Talking about countries is missing the point. My comment is clearly about fairly high density cities, not countries. And I only said owning a car can be a pointless and expensive luxury/nuisance. It’s easy enough to find significant numbers of people who live in cities with good public transport who do not own a car by choice. It’s absurd to say that must be the result of ‘actively anti-car policies’. It’s the result of decent city infrastructure and services.
But I will acknowledge that for a great many people owning a car is a deeply emotional need, addiction or obsession; and their response to any suggestion there could be a good alternative is typically hysterical and aggressive. No rational discussion of the subject can continue for long when they are involved.
It applies equally to cities.
And my point was not that individuals in cities choosing to live without cars are the product of anti-car policies, it was that if you want to produce that outcome at a large scale, you require anti-car policies, because people who have the ability to own a car, typically do, even when they are serviced by – and make use of – quality public transport. Indeed, they very often make sacrifices to own a car (which is to say, own a car even though it would be objectively cheaper to take taxis/Ubers and/or rent a car on an as-needs basis) even in those circumstances.

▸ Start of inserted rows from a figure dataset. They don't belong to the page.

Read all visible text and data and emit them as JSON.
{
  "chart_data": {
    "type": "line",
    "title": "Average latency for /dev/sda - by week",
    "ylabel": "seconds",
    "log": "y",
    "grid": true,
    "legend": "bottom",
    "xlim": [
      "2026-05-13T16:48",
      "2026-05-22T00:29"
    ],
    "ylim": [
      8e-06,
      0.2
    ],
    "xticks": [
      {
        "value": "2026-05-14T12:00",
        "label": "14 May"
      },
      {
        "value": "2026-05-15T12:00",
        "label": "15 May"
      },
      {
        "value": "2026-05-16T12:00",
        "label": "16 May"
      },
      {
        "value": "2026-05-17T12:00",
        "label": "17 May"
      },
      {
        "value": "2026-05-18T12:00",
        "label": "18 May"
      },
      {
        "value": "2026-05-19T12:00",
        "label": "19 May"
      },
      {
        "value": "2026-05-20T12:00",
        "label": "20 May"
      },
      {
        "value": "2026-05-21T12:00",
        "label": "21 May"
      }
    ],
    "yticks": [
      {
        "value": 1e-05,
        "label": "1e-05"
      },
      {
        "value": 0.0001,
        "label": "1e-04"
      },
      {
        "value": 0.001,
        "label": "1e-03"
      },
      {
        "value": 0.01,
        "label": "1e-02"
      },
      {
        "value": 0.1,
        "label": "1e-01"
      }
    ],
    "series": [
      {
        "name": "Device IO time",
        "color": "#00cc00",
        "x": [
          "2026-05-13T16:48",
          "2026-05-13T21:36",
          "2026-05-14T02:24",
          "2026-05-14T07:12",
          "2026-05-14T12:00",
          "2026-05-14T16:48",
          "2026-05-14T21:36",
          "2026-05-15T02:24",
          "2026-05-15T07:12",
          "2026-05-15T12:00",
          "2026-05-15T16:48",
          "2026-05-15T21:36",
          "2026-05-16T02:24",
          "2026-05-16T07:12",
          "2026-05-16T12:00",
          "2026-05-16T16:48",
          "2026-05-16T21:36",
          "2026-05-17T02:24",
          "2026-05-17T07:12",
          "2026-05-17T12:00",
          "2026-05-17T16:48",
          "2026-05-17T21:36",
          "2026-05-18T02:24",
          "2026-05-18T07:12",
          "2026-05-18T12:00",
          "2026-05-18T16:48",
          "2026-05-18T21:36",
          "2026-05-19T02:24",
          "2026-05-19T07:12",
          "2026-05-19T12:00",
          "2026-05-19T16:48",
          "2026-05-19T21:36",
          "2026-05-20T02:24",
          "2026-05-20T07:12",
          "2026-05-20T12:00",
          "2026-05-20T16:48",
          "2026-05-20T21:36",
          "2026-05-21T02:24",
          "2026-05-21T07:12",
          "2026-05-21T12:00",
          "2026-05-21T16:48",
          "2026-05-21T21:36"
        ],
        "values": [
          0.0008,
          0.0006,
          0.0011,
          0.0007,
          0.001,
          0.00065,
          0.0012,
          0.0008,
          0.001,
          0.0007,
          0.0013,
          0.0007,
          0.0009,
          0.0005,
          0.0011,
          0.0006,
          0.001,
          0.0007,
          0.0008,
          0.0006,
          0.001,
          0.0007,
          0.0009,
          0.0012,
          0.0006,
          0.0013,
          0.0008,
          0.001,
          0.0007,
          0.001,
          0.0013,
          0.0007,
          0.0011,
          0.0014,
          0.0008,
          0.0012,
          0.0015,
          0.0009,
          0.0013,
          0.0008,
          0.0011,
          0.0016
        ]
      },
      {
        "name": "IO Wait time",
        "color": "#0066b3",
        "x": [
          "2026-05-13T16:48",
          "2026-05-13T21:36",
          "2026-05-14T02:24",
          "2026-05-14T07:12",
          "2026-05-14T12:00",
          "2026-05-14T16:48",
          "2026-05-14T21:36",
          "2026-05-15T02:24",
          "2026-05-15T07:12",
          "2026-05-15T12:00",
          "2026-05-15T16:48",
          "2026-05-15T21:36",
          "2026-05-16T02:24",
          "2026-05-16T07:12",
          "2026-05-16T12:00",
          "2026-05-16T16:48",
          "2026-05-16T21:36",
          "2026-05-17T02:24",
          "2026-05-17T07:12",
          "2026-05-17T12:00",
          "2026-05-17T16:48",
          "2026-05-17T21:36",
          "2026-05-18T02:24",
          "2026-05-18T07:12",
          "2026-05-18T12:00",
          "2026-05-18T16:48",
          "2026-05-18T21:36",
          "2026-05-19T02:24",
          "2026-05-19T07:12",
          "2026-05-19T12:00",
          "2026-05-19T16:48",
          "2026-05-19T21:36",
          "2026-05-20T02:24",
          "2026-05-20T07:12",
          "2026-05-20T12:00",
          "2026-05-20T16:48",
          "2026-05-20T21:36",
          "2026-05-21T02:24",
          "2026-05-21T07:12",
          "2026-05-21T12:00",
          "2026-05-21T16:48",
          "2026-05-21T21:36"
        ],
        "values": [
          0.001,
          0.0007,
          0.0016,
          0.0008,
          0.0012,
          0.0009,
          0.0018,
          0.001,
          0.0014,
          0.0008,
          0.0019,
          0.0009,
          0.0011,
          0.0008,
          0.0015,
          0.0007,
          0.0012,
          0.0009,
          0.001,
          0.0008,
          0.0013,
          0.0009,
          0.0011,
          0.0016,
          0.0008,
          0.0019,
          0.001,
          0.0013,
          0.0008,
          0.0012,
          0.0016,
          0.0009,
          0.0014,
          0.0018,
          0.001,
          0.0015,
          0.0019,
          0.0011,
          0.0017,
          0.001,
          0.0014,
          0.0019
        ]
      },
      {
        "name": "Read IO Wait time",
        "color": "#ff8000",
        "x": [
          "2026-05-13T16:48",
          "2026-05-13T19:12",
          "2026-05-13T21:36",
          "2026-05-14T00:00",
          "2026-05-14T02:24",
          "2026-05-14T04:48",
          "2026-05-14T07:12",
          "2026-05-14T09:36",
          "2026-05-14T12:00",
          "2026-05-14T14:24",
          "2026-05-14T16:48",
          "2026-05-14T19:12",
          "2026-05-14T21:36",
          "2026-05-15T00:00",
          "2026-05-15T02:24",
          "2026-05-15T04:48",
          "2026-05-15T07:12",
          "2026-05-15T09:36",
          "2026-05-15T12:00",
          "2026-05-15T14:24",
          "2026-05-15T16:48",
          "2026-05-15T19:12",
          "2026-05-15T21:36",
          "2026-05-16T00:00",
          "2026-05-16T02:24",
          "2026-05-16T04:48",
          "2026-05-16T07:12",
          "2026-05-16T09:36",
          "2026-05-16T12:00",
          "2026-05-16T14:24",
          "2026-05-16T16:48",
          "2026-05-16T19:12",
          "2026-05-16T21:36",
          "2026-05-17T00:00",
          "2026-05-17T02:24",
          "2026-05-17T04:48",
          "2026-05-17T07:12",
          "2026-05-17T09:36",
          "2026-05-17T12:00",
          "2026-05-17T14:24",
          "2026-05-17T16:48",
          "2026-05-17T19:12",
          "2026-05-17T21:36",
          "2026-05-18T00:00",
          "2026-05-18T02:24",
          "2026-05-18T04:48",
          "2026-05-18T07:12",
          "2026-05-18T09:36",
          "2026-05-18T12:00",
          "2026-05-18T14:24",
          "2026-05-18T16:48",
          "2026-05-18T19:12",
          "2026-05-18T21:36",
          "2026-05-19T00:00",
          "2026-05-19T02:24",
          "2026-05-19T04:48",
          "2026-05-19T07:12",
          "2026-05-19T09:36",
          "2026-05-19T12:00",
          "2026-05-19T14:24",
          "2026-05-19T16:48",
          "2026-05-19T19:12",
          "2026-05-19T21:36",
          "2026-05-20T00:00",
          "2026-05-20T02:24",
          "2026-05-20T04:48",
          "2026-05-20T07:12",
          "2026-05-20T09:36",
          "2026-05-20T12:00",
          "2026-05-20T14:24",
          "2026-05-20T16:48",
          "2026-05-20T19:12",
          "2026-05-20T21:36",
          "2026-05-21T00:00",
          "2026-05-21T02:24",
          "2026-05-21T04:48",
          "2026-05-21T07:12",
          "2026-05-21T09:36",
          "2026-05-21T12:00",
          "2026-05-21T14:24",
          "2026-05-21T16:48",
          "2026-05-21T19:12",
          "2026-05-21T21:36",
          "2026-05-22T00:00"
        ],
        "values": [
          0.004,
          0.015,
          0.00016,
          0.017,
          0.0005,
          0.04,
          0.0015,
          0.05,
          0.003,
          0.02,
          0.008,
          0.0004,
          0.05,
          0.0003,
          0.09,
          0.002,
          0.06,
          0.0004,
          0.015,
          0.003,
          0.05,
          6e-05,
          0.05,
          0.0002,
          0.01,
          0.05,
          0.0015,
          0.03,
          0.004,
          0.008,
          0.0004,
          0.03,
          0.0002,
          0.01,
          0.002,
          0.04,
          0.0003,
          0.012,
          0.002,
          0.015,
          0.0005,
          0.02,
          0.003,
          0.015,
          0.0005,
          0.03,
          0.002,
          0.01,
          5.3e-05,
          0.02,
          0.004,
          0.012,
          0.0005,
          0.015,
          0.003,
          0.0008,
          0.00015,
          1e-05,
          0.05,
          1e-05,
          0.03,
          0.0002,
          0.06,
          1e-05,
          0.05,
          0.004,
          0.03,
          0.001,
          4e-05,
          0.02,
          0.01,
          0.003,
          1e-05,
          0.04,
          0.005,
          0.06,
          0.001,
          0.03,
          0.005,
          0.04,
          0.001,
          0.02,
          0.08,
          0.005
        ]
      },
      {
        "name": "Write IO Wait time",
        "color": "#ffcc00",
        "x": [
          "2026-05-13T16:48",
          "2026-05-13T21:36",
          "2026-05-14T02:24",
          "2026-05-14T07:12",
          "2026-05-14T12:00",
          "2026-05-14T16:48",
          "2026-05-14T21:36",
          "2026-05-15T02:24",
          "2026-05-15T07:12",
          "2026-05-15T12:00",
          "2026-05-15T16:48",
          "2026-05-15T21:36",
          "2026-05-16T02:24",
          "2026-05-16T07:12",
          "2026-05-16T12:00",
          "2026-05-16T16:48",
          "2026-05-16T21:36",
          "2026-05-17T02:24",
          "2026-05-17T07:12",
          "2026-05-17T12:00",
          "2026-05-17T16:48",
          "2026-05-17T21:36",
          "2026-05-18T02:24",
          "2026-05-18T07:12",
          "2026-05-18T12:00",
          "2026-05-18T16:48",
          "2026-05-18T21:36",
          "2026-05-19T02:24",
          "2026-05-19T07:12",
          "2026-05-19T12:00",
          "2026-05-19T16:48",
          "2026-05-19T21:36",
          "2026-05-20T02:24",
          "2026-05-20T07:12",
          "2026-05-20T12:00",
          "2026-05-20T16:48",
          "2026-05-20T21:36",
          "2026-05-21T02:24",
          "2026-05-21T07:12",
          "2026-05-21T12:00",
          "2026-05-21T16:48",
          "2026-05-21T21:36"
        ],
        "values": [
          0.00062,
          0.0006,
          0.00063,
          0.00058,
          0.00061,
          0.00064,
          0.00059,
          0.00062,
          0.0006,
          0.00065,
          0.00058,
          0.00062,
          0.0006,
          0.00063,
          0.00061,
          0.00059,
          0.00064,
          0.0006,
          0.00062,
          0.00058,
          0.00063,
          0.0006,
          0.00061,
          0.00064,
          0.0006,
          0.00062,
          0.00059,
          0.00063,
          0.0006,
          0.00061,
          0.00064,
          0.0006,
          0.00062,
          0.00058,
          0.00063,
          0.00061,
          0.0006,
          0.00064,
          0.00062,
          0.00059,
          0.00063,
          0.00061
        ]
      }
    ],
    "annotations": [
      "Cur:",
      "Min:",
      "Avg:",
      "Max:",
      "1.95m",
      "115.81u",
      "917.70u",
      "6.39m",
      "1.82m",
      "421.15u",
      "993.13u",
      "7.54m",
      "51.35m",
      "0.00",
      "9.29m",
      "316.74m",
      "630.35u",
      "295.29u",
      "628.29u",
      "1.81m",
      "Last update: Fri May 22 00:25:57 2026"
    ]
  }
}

You can argue it’s because people are irrational, but the real answer is the exact opposite. Cars are extremely useful and convenient in ways even the best public transport cannot match – especially once children are involved – and people attach a great deal of value, which they are prepared to spend non-trivial amounts of real money on, to that.
You seem to be agreeing with me but not conscious of doing so. If someone in a city with decent public transport ‘makes sacrifices to own a car’ (your words) it only confirms that the ‘car can be a pointless and expensive luxury/nuisance’ (my words).
No, it means a private car provides a level of utility over public transport et al that they are prepared to pay a premium for.
Good grief your household must be grim if everything other than the barest functional necessities are considered irrational luxuries.
Boom tish! . . . although I suspect you are on a circuituous treadmill with some 🙂
Circuitous
PS, it is not possible for me to reconcile your claim that:
“….. you can’t have decent public transport and low density, urban sprawl, “
with my personal experience.
The area that I grew up in was, what you would describe as “low density” and part of the “urban sprawl” (to use your terms), and there was no shortage of nearby bus services and there was a railway line a couple of kilometers away. Where I currently reside there is a railway line about 8 minutes walk away and bus services nearby. And yet, because of the increasing number of blocks of flats going up and the erection of dual-occupancy homes, there are an increasing number of cars parked in the street.
Am building one of these now. Knocked down our old house after living in it for 10 years.
My son and I a few years ago could play cricket or tennis on our small street. Now we can’t as cars are all over the road parked (more people living in our street…..student housing). So I need to bulld a double garage to ensure our two cars can get a spot
You forgot the part where the old blocks were subdivided down into 400m^2 (or less) postage stamps. That is why there’s no front or back yard – because blocks are shrinking (while also dramatically increasing in price).
A “typical” new ~250m^2 two-story house has a similar footprint to the old single-story ~120m^2 house it replaced, and a decent chunk of that area is take up by the 2-car garage that the old house lacked.